Il nous faut nous attaquer dès aujourd’hui aux solutions de stockage de demain. Car les projets d’infrastructure présentent d’importants effets d’apprentissage et d’échelle. Il faut du temps pour optimiser les technologies et baisser les coûts. De plus, dans ses scénarios la Confédération mise fortement sur des importations d’électricité en hiver. Cela est doublement problématique: d’une part en termes de sécurité de l’approvisionnement et d’autre part parce que l’électricité importée présente un bilan carbone très élevé. Le problème de puissance ne peut pas être résolu en comparant la puissance installée et la puissance consommée. Le paramètre déterminant sera la flexibilité, c’est-à-dire la capacité à faire concorder production et consommation dans le temps et en termes de quantité.
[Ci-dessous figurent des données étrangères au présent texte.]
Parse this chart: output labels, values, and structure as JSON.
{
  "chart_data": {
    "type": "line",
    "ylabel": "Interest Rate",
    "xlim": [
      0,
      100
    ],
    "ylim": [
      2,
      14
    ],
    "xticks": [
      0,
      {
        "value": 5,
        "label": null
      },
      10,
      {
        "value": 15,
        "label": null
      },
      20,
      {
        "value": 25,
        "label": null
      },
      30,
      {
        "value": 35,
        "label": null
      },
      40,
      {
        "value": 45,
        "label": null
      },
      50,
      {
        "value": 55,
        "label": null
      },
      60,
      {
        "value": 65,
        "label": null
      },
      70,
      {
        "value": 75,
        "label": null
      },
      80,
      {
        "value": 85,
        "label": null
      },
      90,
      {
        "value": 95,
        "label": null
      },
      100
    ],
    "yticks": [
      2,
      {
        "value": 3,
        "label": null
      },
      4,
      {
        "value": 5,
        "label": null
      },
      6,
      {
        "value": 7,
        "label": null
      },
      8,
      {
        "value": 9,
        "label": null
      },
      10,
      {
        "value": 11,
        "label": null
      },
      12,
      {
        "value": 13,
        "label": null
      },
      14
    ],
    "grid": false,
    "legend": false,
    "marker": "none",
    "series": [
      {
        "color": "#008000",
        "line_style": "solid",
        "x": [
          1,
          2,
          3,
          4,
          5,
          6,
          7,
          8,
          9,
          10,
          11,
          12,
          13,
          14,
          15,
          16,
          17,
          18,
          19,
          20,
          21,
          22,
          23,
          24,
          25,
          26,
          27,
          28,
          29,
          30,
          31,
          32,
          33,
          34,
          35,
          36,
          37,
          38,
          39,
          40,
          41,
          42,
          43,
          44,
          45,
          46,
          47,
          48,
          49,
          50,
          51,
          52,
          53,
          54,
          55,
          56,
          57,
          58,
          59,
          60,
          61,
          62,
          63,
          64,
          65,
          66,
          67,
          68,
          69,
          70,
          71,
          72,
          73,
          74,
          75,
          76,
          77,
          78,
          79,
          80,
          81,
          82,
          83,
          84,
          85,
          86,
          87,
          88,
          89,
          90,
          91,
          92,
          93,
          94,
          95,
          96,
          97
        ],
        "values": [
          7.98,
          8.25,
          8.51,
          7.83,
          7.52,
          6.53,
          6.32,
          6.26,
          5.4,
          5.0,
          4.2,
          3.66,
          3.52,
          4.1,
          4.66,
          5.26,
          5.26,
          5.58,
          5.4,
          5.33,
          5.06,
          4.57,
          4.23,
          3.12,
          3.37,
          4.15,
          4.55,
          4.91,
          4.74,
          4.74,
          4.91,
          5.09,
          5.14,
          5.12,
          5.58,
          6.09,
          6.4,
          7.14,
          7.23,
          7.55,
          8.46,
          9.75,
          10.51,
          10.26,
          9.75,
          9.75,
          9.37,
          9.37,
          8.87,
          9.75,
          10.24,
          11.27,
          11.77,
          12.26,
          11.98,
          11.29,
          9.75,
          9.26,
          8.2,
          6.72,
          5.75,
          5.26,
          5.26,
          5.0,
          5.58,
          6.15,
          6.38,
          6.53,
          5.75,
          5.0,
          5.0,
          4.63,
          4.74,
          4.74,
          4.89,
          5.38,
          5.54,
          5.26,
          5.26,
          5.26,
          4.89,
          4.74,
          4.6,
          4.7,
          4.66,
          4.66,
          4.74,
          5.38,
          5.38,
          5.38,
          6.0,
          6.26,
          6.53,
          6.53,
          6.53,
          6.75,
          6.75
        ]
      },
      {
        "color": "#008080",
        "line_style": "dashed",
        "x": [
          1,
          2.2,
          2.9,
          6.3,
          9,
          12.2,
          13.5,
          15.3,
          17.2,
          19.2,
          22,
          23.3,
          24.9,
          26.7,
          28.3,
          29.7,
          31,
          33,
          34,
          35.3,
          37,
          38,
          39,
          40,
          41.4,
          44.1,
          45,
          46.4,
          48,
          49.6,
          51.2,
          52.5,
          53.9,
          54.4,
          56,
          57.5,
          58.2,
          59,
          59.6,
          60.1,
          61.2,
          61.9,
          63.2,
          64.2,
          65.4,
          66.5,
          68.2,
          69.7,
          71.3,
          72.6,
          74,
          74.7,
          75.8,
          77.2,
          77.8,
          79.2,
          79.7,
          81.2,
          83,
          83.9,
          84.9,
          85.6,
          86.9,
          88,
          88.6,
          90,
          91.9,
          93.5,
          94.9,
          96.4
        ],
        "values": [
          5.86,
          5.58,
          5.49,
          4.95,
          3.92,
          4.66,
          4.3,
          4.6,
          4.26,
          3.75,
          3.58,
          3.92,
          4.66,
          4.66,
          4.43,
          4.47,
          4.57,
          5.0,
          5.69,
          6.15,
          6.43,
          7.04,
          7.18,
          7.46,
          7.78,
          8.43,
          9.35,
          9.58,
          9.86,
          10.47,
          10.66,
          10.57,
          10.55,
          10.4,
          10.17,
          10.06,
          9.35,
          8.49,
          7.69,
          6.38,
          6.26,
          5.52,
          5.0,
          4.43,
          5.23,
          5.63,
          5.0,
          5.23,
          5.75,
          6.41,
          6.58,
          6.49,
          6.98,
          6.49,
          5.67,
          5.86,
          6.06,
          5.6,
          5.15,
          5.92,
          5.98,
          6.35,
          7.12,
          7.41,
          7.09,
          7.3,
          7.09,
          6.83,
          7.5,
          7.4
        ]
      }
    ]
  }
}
Le procédé power-to-gas contribue à augmenter la flexibilité et à réduire le volume des importations d’électricité. Lors du transfert saisonnier d’électricité estivale à du gaz hivernal, en hiver les installations de CCF optimisées pour la production de chaleur permettent par ailleurs d’utiliser le gaz avec un degré de rendement très élevé supérieur à 90%.
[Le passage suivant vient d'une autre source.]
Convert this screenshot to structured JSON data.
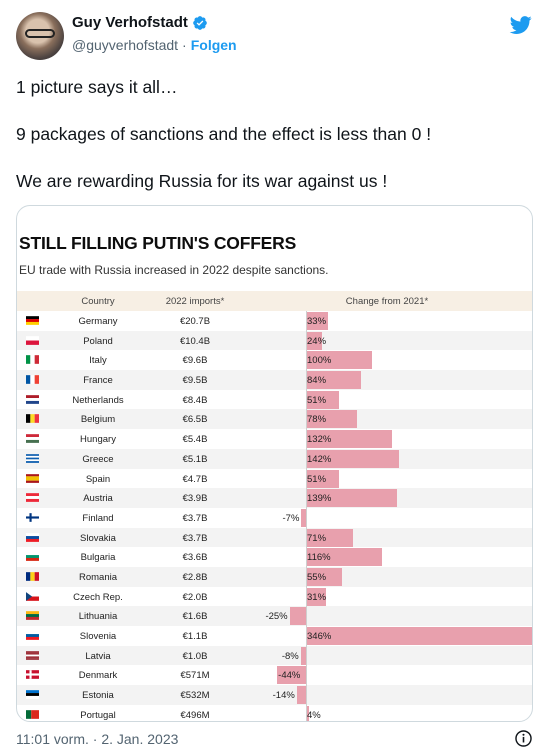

Où en est le projet de centrale hybride de Limeco à Dietikon?

Le projet progresse comme prévu. Toutes les communes impliquées ont donné leur feu vert. Les services industriels Swiss­power coopérants ont précisé leurs engagements d’achat. Les deux permis de construire pour la conduite de gaz et la centrale hybride elle-même ont été accordés. Nous avons trouvé une bonne solution pour les rejets thermiques de l’électrolyse, des compresseurs et de la méthanation: ils seront injectés dans le réseau de chauffage urbain. La demande de reconnaissance du gaz renouvelable est en cours de traitement auprès de la Direction générale des douanes. Etant donné qu’à Dietikon l’électricité pour l’électrolyse provient directement de l’usine locale d’incinération des déchets, le contrôle de la provenance du courant est simple. Le lancement des travaux est prévu au printemps 2019 et les travaux dureront environ un an.

[1] La convergence des réseaux est l’imbrication technique et automatisée de l’infrastructure des réseaux d’électricité, de gaz et de chaleur.